La procédure de loterie existe-t-elle déjà?
Elle a existé autrefois. Dans la Grèce antique, les plus hauts juges et de nombreux autres postes de la vie politique étaient attribués par tirage au sort.
La démocratie suisse connaît aussi le tirage au sort, mais seulement en cas d’urgence absolue. Par exemple, lors des élections au Conseil national, si plusieurs partis ayant obtenu le même nombre de voix prétendent au même siège et que les candidats des différentes listes ont eu aussi le même nombre de voix, le tirage au sort est appliqué.
Les juges sont-ils vraiment sous influence?
L’influence de l’affiliation partisane d’un magistrat sur ses jugements est contestée depuis des années. Des études ont montré qu’elle a une influence sur les jugements en matière d’asile, au Tribunal administratif fédéral. Les juges du PS approuveraient deux fois plus les recours en matière d’asile que leurs collègues UDC et PLR.
Dans d’autres matières, comme le droit de la sécurité sociale ou le droit des étrangers, on trouve des juges plus indulgents ou plus stricts, sans que cela ne soit lié à l’appartenance à un parti.
Qui est à l’origine de cette initiative?
L’initiative pour la justice a été déposée en 2019 avec plus de 130’000 signatures. À sa tête, l’entrepreneur zougois Adrian Gasser, ainsi que le politologue Nenad Stejanovic, affilié au PS, et Karin Stadelmann, vice-présidente du Centre lucernois.

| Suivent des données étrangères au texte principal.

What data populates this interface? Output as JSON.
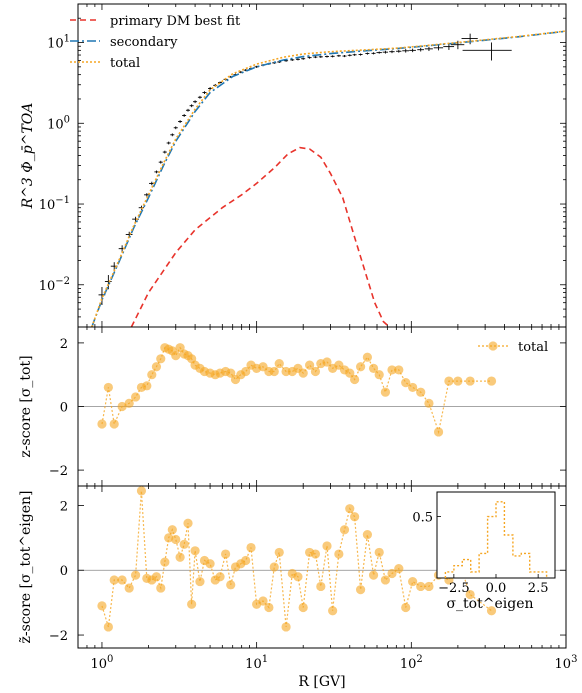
{
  "chart_data": [
    {
      "type": "line",
      "xscale": "log",
      "yscale": "log",
      "xlim": [
        0.7,
        1000
      ],
      "ylim": [
        0.003,
        30
      ],
      "ylabel": "R^3 Φ_p̄^TOA",
      "xlabel": "",
      "yticks": [
        {
          "value": 0.01,
          "label": "10^-2"
        },
        {
          "value": 0.1,
          "label": "10^-1"
        },
        {
          "value": 1,
          "label": "10^0"
        },
        {
          "value": 10,
          "label": "10^1"
        }
      ],
      "legend_position": "top-left",
      "series": [
        {
          "name": "primary DM best fit",
          "color": "#e8332b",
          "dash": "6,4",
          "x": [
            1.55,
            2,
            3,
            4,
            6,
            8,
            10,
            13,
            16,
            19,
            22,
            26,
            30,
            36,
            42,
            50,
            58,
            66,
            72
          ],
          "y": [
            0.003,
            0.008,
            0.025,
            0.048,
            0.09,
            0.13,
            0.18,
            0.28,
            0.42,
            0.5,
            0.48,
            0.38,
            0.24,
            0.12,
            0.045,
            0.015,
            0.006,
            0.0035,
            0.003
          ]
        },
        {
          "name": "secondary",
          "color": "#1f77b4",
          "dash": "9,3,2,3",
          "x": [
            0.86,
            1,
            1.3,
            1.6,
            2,
            2.5,
            3,
            4,
            5,
            7,
            10,
            15,
            20,
            30,
            50,
            80,
            120,
            200,
            300,
            500,
            1000
          ],
          "y": [
            0.003,
            0.0065,
            0.02,
            0.05,
            0.12,
            0.3,
            0.6,
            1.4,
            2.4,
            3.8,
            5.0,
            6.1,
            6.7,
            7.3,
            7.9,
            8.4,
            9.0,
            9.9,
            10.7,
            11.8,
            13.8
          ]
        },
        {
          "name": "total",
          "color": "#f5a623",
          "dash": "2,2",
          "x": [
            0.86,
            1,
            1.3,
            1.6,
            2,
            2.5,
            3,
            4,
            5,
            7,
            10,
            15,
            20,
            30,
            50,
            80,
            120,
            200,
            300,
            500,
            1000
          ],
          "y": [
            0.003,
            0.0068,
            0.021,
            0.053,
            0.13,
            0.32,
            0.64,
            1.5,
            2.6,
            4.1,
            5.4,
            6.6,
            7.2,
            7.7,
            8.1,
            8.5,
            9.1,
            10.0,
            10.8,
            11.9,
            13.9
          ]
        }
      ],
      "measurements": {
        "x": [
          1.0,
          1.1,
          1.2,
          1.35,
          1.5,
          1.65,
          1.8,
          1.95,
          2.1,
          2.25,
          2.4,
          2.55,
          2.7,
          2.85,
          3.0,
          3.2,
          3.4,
          3.6,
          3.8,
          4.0,
          4.3,
          4.6,
          5.0,
          5.4,
          5.8,
          6.3,
          6.8,
          7.3,
          7.9,
          8.5,
          9.2,
          10,
          11,
          12,
          13,
          14,
          15.5,
          17,
          18.5,
          20,
          22,
          24,
          26,
          28.5,
          31,
          34,
          37,
          40,
          43,
          47,
          52,
          57,
          62,
          68,
          75,
          83,
          92,
          102,
          115,
          130,
          150,
          175,
          200,
          240,
          330
        ],
        "y": [
          0.0075,
          0.011,
          0.017,
          0.028,
          0.042,
          0.065,
          0.09,
          0.13,
          0.18,
          0.25,
          0.33,
          0.44,
          0.57,
          0.72,
          0.88,
          1.05,
          1.25,
          1.45,
          1.65,
          1.85,
          2.1,
          2.4,
          2.7,
          2.95,
          3.2,
          3.5,
          3.75,
          4.0,
          4.3,
          4.55,
          4.75,
          5.0,
          5.25,
          5.45,
          5.6,
          5.75,
          5.95,
          6.1,
          6.2,
          6.3,
          6.5,
          6.6,
          6.65,
          6.7,
          6.75,
          6.85,
          6.8,
          6.95,
          7.05,
          7.1,
          7.3,
          7.35,
          7.5,
          7.6,
          7.7,
          7.8,
          7.9,
          8.0,
          8.15,
          8.35,
          8.6,
          8.9,
          9.4,
          11.2,
          8.0
        ],
        "xerr_rel": [
          0.05,
          0.05,
          0.05,
          0.05,
          0.05,
          0.05,
          0.04,
          0.04,
          0.04,
          0.03,
          0.03,
          0.03,
          0.03,
          0.03,
          0.03,
          0.03,
          0.03,
          0.03,
          0.03,
          0.03,
          0.03,
          0.03,
          0.03,
          0.03,
          0.03,
          0.03,
          0.03,
          0.03,
          0.03,
          0.03,
          0.03,
          0.03,
          0.03,
          0.03,
          0.03,
          0.03,
          0.03,
          0.03,
          0.03,
          0.03,
          0.03,
          0.03,
          0.03,
          0.03,
          0.03,
          0.03,
          0.03,
          0.03,
          0.03,
          0.03,
          0.03,
          0.03,
          0.04,
          0.04,
          0.04,
          0.04,
          0.05,
          0.05,
          0.05,
          0.06,
          0.07,
          0.08,
          0.1,
          0.12,
          0.35
        ],
        "yerr_rel": [
          0.25,
          0.2,
          0.12,
          0.1,
          0.08,
          0.07,
          0.06,
          0.05,
          0.05,
          0.04,
          0.04,
          0.04,
          0.04,
          0.04,
          0.04,
          0.04,
          0.04,
          0.04,
          0.04,
          0.04,
          0.04,
          0.04,
          0.04,
          0.04,
          0.03,
          0.03,
          0.03,
          0.03,
          0.03,
          0.03,
          0.03,
          0.03,
          0.03,
          0.03,
          0.03,
          0.03,
          0.03,
          0.03,
          0.03,
          0.03,
          0.03,
          0.03,
          0.03,
          0.03,
          0.03,
          0.03,
          0.03,
          0.03,
          0.03,
          0.03,
          0.03,
          0.03,
          0.03,
          0.04,
          0.04,
          0.04,
          0.05,
          0.05,
          0.05,
          0.06,
          0.07,
          0.09,
          0.12,
          0.15,
          0.25
        ]
      }
    },
    {
      "type": "line",
      "xscale": "log",
      "xlim": [
        0.7,
        1000
      ],
      "ylim": [
        -2.5,
        2.5
      ],
      "ylabel": "z-score [σ_tot]",
      "yticks": [
        -2,
        0,
        2
      ],
      "legend_position": "top-right",
      "series": [
        {
          "name": "total",
          "color": "#f5a623",
          "x": [
            1.0,
            1.1,
            1.2,
            1.35,
            1.5,
            1.65,
            1.8,
            1.95,
            2.1,
            2.25,
            2.4,
            2.55,
            2.7,
            2.85,
            3.0,
            3.2,
            3.4,
            3.6,
            3.8,
            4.0,
            4.3,
            4.6,
            5.0,
            5.4,
            5.8,
            6.3,
            6.8,
            7.3,
            7.9,
            8.5,
            9.2,
            10,
            11,
            12,
            13,
            14,
            15.5,
            17,
            18.5,
            20,
            22,
            24,
            26,
            28.5,
            31,
            34,
            37,
            40,
            43,
            47,
            52,
            57,
            62,
            68,
            75,
            83,
            92,
            102,
            115,
            130,
            150,
            175,
            200,
            240,
            330
          ],
          "y": [
            -0.55,
            0.6,
            -0.55,
            0.0,
            0.1,
            0.3,
            0.6,
            0.65,
            1.0,
            1.25,
            1.5,
            1.85,
            1.8,
            1.75,
            1.6,
            1.85,
            1.65,
            1.6,
            1.5,
            1.3,
            1.2,
            1.1,
            1.05,
            1.0,
            1.05,
            1.1,
            1.05,
            0.85,
            1.0,
            1.1,
            1.3,
            1.2,
            1.25,
            1.1,
            1.1,
            1.35,
            1.1,
            1.1,
            1.2,
            1.05,
            1.3,
            1.1,
            1.35,
            1.4,
            1.2,
            1.3,
            1.15,
            1.05,
            0.85,
            1.25,
            1.55,
            1.2,
            1.0,
            0.45,
            1.15,
            1.15,
            0.75,
            0.6,
            0.45,
            0.1,
            -0.8,
            0.8,
            0.8,
            0.8,
            0.8
          ]
        }
      ]
    },
    {
      "type": "line",
      "xscale": "log",
      "xlim": [
        0.7,
        1000
      ],
      "ylim": [
        -2.4,
        2.6
      ],
      "xlabel": "R [GV]",
      "ylabel": "z̃-score [σ_tot^eigen]",
      "xticks": [
        {
          "value": 1,
          "label": "10^0"
        },
        {
          "value": 10,
          "label": "10^1"
        },
        {
          "value": 100,
          "label": "10^2"
        },
        {
          "value": 1000,
          "label": "10^3"
        }
      ],
      "yticks": [
        -2,
        0,
        2
      ],
      "series": [
        {
          "name": "",
          "color": "#f5a623",
          "x": [
            1.0,
            1.1,
            1.2,
            1.35,
            1.5,
            1.65,
            1.8,
            1.95,
            2.1,
            2.25,
            2.4,
            2.55,
            2.7,
            2.85,
            3.0,
            3.2,
            3.4,
            3.6,
            3.8,
            4.0,
            4.3,
            4.6,
            5.0,
            5.4,
            5.8,
            6.3,
            6.8,
            7.3,
            7.9,
            8.5,
            9.2,
            10,
            11,
            12,
            13,
            14,
            15.5,
            17,
            18.5,
            20,
            22,
            24,
            26,
            28.5,
            31,
            34,
            37,
            40,
            43,
            47,
            52,
            57,
            62,
            68,
            75,
            83,
            92,
            102,
            115,
            130,
            150,
            175,
            200,
            240,
            330
          ],
          "y": [
            -1.1,
            -1.75,
            -0.3,
            -0.3,
            -0.55,
            -0.15,
            2.45,
            -0.25,
            -0.3,
            -0.2,
            -0.55,
            0.25,
            1.0,
            1.25,
            0.95,
            0.4,
            0.8,
            1.45,
            -1.05,
            0.6,
            -0.35,
            0.3,
            0.2,
            -0.3,
            -0.2,
            0.5,
            -0.45,
            0.1,
            0.2,
            0.3,
            0.7,
            -1.05,
            -0.95,
            -1.15,
            0.1,
            0.55,
            -1.75,
            -0.1,
            -0.2,
            -1.15,
            0.55,
            0.5,
            -0.5,
            0.75,
            -1.25,
            0.5,
            1.25,
            1.9,
            1.65,
            -0.6,
            1.1,
            -0.15,
            0.55,
            -0.3,
            -0.1,
            0.05,
            -1.15,
            -0.35,
            -0.5,
            -0.5,
            -0.15,
            -0.3,
            0.35,
            -0.75,
            -1.25
          ]
        }
      ]
    },
    {
      "type": "histogram",
      "xlim": [
        -3.5,
        3.5
      ],
      "ylim": [
        0,
        0.7
      ],
      "xlabel": "σ_tot^eigen",
      "xticks": [
        -2.5,
        0.0,
        2.5
      ],
      "yticks": [
        0.5
      ],
      "edges": [
        -3,
        -2.5,
        -2,
        -1.5,
        -1,
        -0.5,
        0,
        0.5,
        1,
        1.5,
        2,
        2.5,
        3
      ],
      "values": [
        0.05,
        0.1,
        0.15,
        0.05,
        0.2,
        0.5,
        0.62,
        0.35,
        0.18,
        0.2,
        0.05,
        0.05
      ],
      "color": "#f5a623"
    }
  ]
}
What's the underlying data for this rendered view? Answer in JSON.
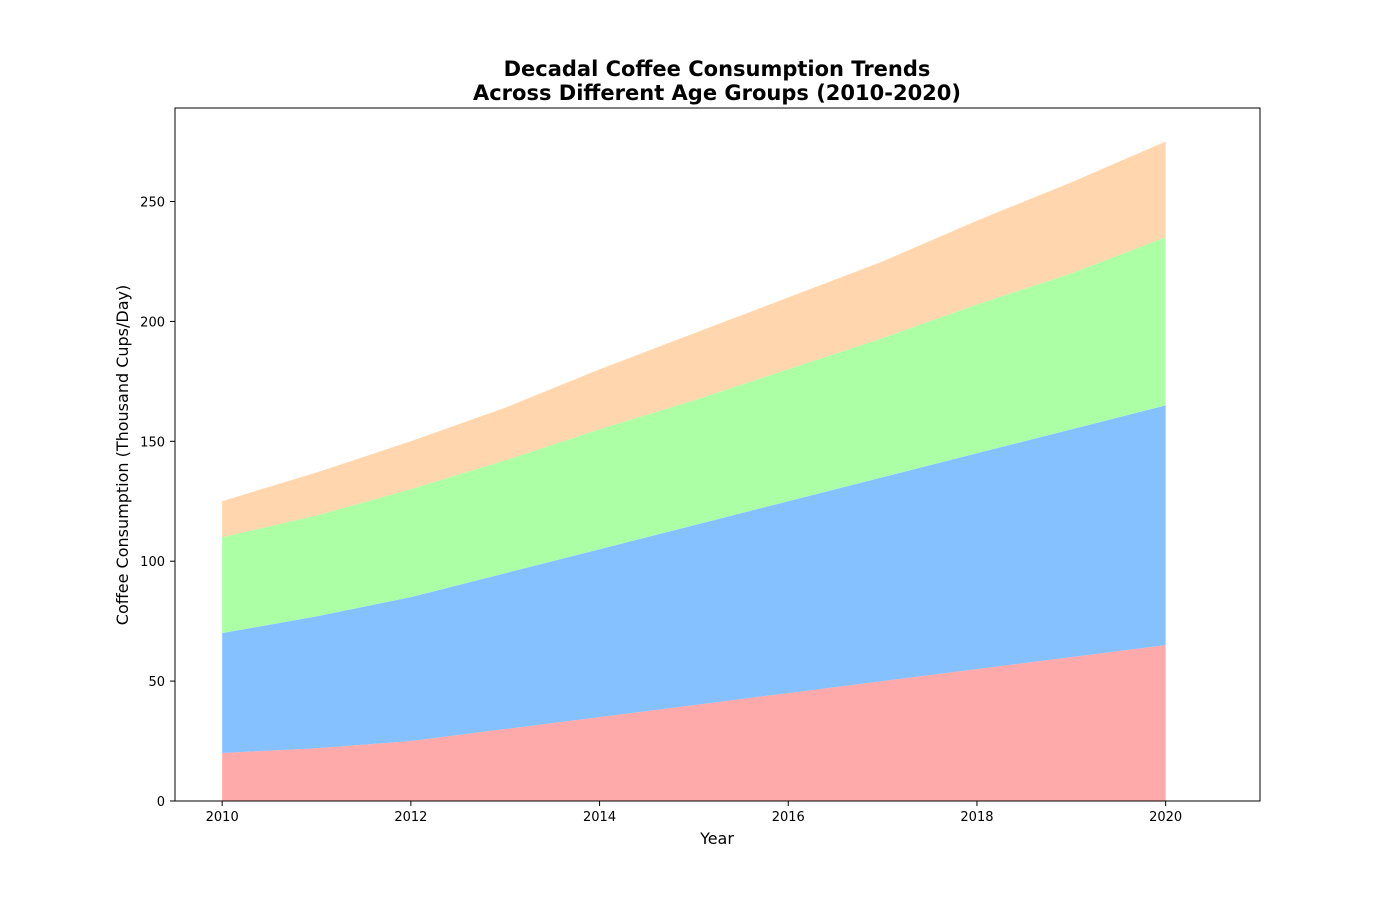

Que disent le Conseil fédéral et le Parlement?
Les deux rejettent l’initiative. Le Conseil national a recommandé le rejet par une majorité impressionnante de 191 voix contre 1 et 4 abstentions, le Conseil des États à l’unanimité. Toutes les parties estiment que le système a fait ses preuves. L’élection par le Parlement confère aux juges une légitimité démocratique et garantit également la transparence.
La représentation des partis permet quant à elle de s’assurer que les valeurs du Tribunal fédéral soient calquées sur celles de la population. L’élection des juges par tirage au sort, en revanche, serait préjudiciable à la démocratie. Ce ne sont pas les personnes les plus compétentes qui seraient élues, mais celles qui ont le plus de chance.